L’Iran apparaît ainsi comme l’architecte d’une guerre par procuration régionale. Son objectif n’est pas la création d’un État palestinien, mais la destruction d’Israël et l’effondrement de tout rapprochement entre Israël et les États arabes modérés.

7. Le récit international et le mythe de la neutralité

La déclaration du secrétaire général de l’ONU, António Guterres – selon laquelle « les attaques ne se sont pas produites dans le vide » – illustre la tendance à contextualiser le terrorisme lorsque les victimes sont juives. Prononcée quelques jours après le massacre, cette remarque a fonctionné,  comme un bouclier rhétorique pour les actions du Hamas.

Ceci s’inscrit dans un schéma ancien : le traumatisme juif est souvent soumis à des exigences d’explication qui ne sont pas appliquées à d’autres victimes. Cette asymétrie narrative renforce une forme de biais moral et sape la crédibilité des institutions internationales.

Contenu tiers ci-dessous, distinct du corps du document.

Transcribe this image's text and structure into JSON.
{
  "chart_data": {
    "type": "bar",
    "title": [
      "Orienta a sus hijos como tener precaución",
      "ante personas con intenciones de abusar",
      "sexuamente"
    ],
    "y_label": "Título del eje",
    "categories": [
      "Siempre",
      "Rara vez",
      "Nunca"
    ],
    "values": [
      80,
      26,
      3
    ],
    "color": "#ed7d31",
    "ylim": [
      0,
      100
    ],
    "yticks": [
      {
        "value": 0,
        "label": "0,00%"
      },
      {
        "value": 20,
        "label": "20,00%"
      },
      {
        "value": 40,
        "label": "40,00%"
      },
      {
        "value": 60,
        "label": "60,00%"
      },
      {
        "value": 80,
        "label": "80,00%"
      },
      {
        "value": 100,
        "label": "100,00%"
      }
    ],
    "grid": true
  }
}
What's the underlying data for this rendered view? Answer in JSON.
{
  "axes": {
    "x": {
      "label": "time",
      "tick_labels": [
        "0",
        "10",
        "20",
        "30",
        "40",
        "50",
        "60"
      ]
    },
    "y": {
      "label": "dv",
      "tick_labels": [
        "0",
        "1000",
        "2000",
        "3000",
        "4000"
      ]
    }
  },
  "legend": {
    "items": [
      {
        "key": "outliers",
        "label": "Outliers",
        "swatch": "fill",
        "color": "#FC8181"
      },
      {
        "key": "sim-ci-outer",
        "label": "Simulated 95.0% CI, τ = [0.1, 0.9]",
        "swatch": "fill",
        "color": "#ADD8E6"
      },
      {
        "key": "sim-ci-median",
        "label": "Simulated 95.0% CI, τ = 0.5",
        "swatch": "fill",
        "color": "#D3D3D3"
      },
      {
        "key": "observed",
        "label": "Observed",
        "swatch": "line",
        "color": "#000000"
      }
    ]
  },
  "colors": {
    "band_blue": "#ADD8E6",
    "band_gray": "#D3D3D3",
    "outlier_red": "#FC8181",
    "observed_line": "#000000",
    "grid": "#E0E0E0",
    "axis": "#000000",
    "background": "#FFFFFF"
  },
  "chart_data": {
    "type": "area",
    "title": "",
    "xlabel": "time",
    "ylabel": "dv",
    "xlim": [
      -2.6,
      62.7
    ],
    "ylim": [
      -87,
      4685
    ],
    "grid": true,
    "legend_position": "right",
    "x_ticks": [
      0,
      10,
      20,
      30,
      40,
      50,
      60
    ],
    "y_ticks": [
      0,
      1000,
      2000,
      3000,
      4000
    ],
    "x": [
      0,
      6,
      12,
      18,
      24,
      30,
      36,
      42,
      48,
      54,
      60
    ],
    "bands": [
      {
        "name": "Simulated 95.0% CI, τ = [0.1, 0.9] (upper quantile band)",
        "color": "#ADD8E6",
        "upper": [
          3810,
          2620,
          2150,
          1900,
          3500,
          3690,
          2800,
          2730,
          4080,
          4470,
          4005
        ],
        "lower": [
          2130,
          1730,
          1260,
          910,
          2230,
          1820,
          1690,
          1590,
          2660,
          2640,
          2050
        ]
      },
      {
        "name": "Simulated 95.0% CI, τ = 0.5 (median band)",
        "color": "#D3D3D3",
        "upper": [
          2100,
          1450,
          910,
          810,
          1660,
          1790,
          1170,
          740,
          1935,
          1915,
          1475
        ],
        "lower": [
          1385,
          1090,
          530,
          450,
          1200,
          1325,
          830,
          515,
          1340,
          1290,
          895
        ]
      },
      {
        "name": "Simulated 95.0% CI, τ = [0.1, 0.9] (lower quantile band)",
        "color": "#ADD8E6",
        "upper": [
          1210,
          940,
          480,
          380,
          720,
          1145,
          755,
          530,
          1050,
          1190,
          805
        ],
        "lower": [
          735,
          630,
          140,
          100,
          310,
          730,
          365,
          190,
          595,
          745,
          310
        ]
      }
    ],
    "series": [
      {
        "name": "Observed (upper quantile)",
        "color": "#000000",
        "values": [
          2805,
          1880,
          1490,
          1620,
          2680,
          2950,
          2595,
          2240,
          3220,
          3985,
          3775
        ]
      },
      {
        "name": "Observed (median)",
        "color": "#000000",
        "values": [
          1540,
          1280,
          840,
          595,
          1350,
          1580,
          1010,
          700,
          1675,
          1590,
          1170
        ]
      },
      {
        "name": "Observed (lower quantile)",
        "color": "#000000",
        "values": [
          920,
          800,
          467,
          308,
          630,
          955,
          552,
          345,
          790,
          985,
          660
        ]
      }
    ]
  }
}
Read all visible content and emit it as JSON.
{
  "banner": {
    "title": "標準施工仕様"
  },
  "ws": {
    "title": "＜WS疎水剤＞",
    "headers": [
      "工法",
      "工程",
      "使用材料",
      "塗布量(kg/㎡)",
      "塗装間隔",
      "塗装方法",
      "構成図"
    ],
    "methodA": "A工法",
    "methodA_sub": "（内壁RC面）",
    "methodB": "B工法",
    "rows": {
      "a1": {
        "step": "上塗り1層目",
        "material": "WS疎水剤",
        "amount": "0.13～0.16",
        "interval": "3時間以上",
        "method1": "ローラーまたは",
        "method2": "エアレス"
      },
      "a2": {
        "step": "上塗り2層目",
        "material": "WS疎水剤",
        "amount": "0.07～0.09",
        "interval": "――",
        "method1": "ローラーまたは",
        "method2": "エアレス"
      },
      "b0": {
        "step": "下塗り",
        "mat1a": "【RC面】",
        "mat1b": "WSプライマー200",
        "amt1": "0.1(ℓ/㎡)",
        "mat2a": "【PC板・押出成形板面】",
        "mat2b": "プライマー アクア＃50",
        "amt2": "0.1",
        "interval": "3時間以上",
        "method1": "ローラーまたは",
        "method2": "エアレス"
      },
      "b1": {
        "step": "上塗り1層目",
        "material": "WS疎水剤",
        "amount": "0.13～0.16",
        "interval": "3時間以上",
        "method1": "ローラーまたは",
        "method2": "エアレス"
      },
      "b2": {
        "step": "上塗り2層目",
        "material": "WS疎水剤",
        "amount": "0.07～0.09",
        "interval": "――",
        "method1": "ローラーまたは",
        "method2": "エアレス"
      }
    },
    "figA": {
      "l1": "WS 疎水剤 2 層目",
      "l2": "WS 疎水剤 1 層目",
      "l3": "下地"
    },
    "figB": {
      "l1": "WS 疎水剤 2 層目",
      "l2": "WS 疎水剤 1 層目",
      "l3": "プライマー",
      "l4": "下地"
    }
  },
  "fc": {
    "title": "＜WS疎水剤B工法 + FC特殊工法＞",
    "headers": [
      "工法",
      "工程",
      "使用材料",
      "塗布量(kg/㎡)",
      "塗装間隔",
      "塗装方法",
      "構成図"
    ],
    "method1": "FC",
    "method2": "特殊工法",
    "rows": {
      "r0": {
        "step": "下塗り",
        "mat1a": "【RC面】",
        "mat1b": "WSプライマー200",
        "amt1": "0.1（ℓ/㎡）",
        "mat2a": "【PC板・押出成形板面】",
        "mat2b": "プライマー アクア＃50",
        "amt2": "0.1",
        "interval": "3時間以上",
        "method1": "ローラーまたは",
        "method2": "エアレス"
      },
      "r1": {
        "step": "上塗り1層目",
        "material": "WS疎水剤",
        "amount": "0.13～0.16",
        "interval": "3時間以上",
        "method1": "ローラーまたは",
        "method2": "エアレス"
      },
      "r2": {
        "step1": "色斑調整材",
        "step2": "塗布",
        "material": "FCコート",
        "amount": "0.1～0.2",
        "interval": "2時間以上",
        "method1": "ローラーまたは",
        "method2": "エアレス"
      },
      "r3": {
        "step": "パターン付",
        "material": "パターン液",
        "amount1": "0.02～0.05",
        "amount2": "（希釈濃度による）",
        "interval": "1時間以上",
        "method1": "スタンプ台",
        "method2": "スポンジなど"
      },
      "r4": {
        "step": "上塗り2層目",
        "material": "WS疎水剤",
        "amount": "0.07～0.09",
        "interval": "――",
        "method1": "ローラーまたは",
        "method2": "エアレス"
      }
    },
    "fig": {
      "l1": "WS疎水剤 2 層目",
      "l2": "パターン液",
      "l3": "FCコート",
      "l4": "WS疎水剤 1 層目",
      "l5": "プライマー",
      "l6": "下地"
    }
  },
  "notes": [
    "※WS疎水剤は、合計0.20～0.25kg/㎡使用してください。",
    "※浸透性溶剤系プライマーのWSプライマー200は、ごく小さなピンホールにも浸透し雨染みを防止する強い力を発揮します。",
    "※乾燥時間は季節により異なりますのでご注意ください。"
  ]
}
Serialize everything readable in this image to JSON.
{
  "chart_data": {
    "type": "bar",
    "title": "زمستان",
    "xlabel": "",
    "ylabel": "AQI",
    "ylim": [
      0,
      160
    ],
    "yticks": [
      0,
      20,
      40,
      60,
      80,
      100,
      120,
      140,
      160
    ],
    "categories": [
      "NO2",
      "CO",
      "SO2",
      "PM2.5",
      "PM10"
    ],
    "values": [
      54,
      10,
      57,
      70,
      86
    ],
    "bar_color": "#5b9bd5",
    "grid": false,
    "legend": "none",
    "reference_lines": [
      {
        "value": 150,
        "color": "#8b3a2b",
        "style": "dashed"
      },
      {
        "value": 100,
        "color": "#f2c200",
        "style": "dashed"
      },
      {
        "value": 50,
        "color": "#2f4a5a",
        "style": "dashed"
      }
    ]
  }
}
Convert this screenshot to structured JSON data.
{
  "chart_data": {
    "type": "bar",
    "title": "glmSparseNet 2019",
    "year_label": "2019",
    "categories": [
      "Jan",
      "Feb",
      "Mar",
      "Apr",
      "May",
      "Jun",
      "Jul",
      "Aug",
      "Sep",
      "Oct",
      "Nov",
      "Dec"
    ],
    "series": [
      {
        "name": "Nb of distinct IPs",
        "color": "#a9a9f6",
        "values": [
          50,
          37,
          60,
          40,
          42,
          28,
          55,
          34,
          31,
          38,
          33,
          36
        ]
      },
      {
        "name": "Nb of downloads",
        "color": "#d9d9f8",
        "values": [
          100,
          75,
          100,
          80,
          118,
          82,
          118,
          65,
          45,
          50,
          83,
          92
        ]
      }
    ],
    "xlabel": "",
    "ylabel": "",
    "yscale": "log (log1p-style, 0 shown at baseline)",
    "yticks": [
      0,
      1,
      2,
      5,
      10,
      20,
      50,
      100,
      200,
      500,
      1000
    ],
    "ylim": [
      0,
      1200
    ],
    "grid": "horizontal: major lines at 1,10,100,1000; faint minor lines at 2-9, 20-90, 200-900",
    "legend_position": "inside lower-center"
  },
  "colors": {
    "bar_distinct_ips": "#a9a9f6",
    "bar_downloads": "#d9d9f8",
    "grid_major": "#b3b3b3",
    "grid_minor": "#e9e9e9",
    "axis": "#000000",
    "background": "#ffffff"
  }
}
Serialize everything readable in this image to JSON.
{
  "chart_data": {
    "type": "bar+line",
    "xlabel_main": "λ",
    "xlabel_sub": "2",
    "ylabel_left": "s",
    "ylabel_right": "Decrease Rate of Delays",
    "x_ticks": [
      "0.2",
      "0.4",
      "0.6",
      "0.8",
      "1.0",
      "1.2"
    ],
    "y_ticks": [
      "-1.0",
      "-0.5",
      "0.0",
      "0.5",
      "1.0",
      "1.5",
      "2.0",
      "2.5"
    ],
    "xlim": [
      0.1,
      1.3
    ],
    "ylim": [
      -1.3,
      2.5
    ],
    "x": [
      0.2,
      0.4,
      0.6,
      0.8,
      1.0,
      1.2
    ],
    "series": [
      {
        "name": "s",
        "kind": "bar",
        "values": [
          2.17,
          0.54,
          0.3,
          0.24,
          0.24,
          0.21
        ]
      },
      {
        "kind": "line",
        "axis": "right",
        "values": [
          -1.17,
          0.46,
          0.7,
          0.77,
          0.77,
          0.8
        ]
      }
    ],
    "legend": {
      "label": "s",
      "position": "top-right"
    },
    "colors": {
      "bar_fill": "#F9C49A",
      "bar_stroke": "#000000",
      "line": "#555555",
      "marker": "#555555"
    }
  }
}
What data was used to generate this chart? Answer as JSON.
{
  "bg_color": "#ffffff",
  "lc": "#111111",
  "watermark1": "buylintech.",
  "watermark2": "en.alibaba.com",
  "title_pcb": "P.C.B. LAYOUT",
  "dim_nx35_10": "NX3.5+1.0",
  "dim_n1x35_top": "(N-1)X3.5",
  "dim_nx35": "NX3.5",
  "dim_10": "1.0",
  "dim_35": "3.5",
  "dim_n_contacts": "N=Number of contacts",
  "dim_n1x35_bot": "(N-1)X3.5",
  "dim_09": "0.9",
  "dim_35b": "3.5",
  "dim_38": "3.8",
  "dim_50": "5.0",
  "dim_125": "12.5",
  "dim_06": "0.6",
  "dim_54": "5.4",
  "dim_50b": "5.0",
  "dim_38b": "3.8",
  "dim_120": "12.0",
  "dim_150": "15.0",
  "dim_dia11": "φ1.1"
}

8. L’ONU et la crise d’autorité morale

L’Organisation des Nations Unies, conçue comme gardienne de la paix et de la justice internationales, traverse une profonde crise de crédibilité. L’UNRWA a été associée à des activités terroristes ; l’Assemblée générale adopte plus de résolutions contre Israël que contre des régimes comme la Corée du Nord ou la Syrie. Les scandales impliquant les forces de maintien de la paix et la paralysie chronique du Conseil de sécurité sapent encore davantage la légitimité de l’institution.

Si l’ONU conserve encore, peut-être, une pertinence opérationnelle, elle a perdu l’autorité morale nécessaire pour agir en tant qu’arbitre neutre dans des conflits tels que le différend israélo-palestinien.

9. Israël comme bouc émissaire mondial

Israël est jugé selon une norme unique dans le système international. Plusieurs facteurs expliquent cette situation :

  • Optique de puissance : la force militaire d’Israël masque sa vulnérabilité stratégique sous-jacente.

  • Projection post-coloniale : pour certains, Israël est un substitut commode sur lequel projeter la culpabilité du colonialisme européen.

  • Stigmatisation historique : comme l’a noté Abba Eban, Israël est « le Juif parmi les nations », attendu à une perfection morale inatteignable.

  • Narratifs médiatiques : la souffrance à Gaza domine la couverture mondiale, tandis que les atrocités commises contre les Israéliens – viols, meurtres, tortures – sont souvent minimisées ou rationalisées.

10. Conclusion : vers une éthique de la cohérence

Affirmer le droit d’Israël à exister et à se défendre ne signifie pas un soutien inconditionnel à ses politiques. De même, reconnaître la souffrance palestinienne ne doit pas impliquer de légitimer des organisations comme le Hamas. Ce qui est nécessaire, c’est une cohérence morale : refuser de confondre résistance et massacre, critique légitime et équivalence morale, justice et sentimentalité sélective.